Según ha podido confirmar NIUS, así ha pasado Almeida estos últimos días a la espera de la condena que le dejará en prisión, de forma previsible y salvo sobresaltos legales, hasta que los médicos decidan que puede vivir en sociedad, si es que eso pasa algún día. Su rutina es casi matemática: un café por la mañana acompañado de bollería industrial, otro a media tarde, la comida y un paquete de tabaco. Sale poco al patio, sobre todo para evitar que se cruce con otros presos, por lo que pasa la mayoría del tiempo en su celda. Los responsables de su seguridad tienen miedo de que los internos pasen con él de la repulsa a la agresión. Por eso se le aplica el artículo 75,2 del Reglamento Penitenciario y se encuentra en el módulo de admisiones, donde se cruza únicamente con los internos que vuelven de permiso, quienes tienen visitas médicas fuera del penal o con aquellos que tienen que salir de prisión porque han sido llamados a juicio.

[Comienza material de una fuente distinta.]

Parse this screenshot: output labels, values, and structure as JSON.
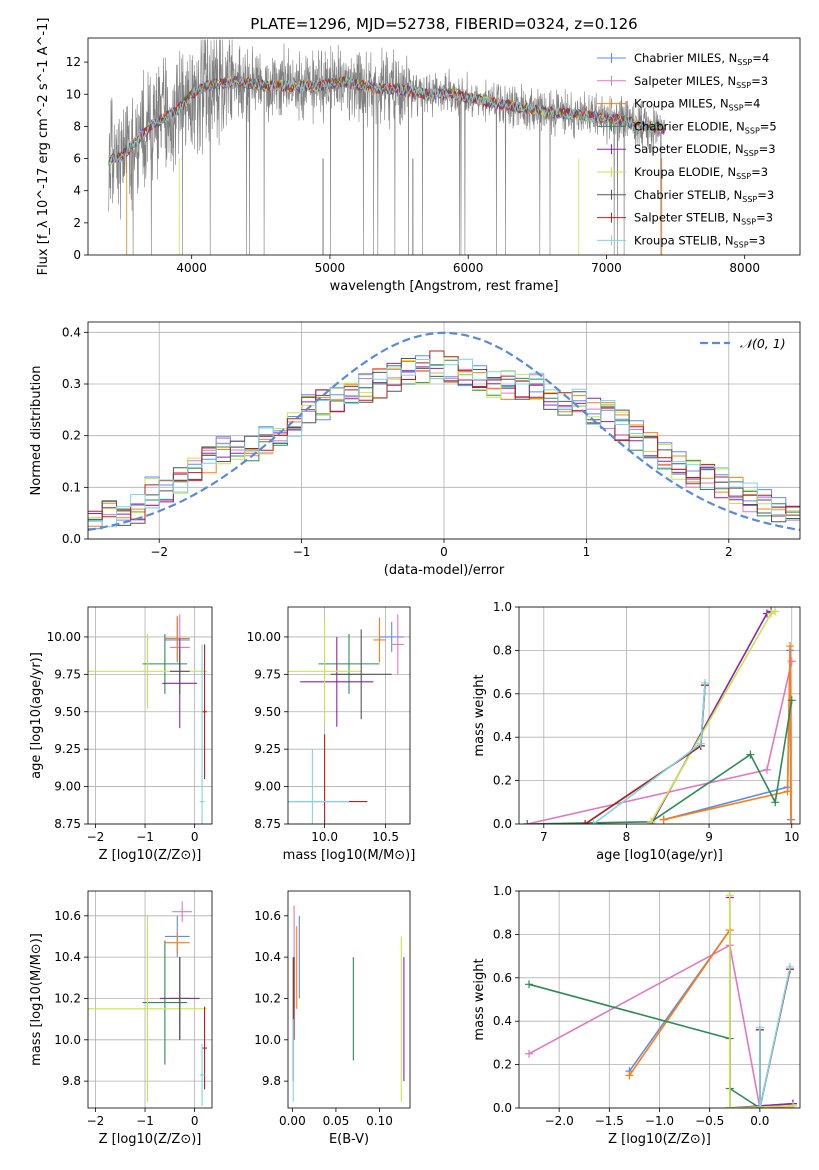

Quienes le han tratado en distintas prisiones le definen como una persona fría y calculadora, falto de cualquier empatía y que habla en un tono monocorde. El mismo con el que explicó los detalles de la muerte del pequeño Alex ante el tribunal en su última palabra, en un relato que no convenció a nadie, y en el que trató de convertir el asesinato de ese niño inocente en un homicidio, lo que le cerraría las puertas de la prisión permanente revisable. No funcionó. Al día siguiente, Almeida se levantó en prisión y practicó la misma rutina de siempre. La que lleva ejerciendo desde que los funcionarios que se encargan de su custodia tienen memoria. Esa que le lleva a apurar día tras día las bandejas del rancho hasta que no quede una sola mancha en su interior, como si la limpieza y la pulcritud fueran las que guía sus actos.
Durante su estancia en prisión, el preso pasó por el programa para delincuentes sexuales de Instituciones Penitenciarias. Allí se comprometió a no exponerse a los objetos de sus pulsiones. De sus "fantasías" como las denominó durante el juicio. En contra de varios informes, el juez de Vigilancia Penitenciaria le concedió el tercer grado. Nadie puso ninguna pega a que poco después, cambiase de domicilio y alquilase un piso cerca de un colegio y a escasos metros de un parque infantil. La excusa fue que aquella vivienda estaba más cerca del trabajo que había encontrado. Su terraza daba al otro lado de la fachada y por eso, era común verle asomado a la ventana del rellano que daba acceso a la escalera comunitaria, desde donde sí tenía visión de los niños.
Ante el tribunal, el pasado día 28 Almeida pidió perdón a la familia del pequeño Alex y a todos aquellos a los pudiera haber perjudicado con sus actos. “Mi intención no era matarlo”, reiteró después. Cuando terminaron las vistas, las nueve personas que componen el jurado se sentaron a deliberar. Son seis hombres y tres mujeres, que tardaron 24 horas en contestar a todas las preguntas que les plantea el caso y concluir que el llamado monstruo de Lardero era culpable de matar a Alex con violencia y sin que el pequeño tuviera posibilidad alguna de defenderse, lo que le pone a las puertas de la Prisión Permanente Revisable. Salvo cambio jurídico de última hora, El Sordo volverá a la cárcel mientras espera que la sentencia sea definitiva. Al lugar donde se siente como en casa.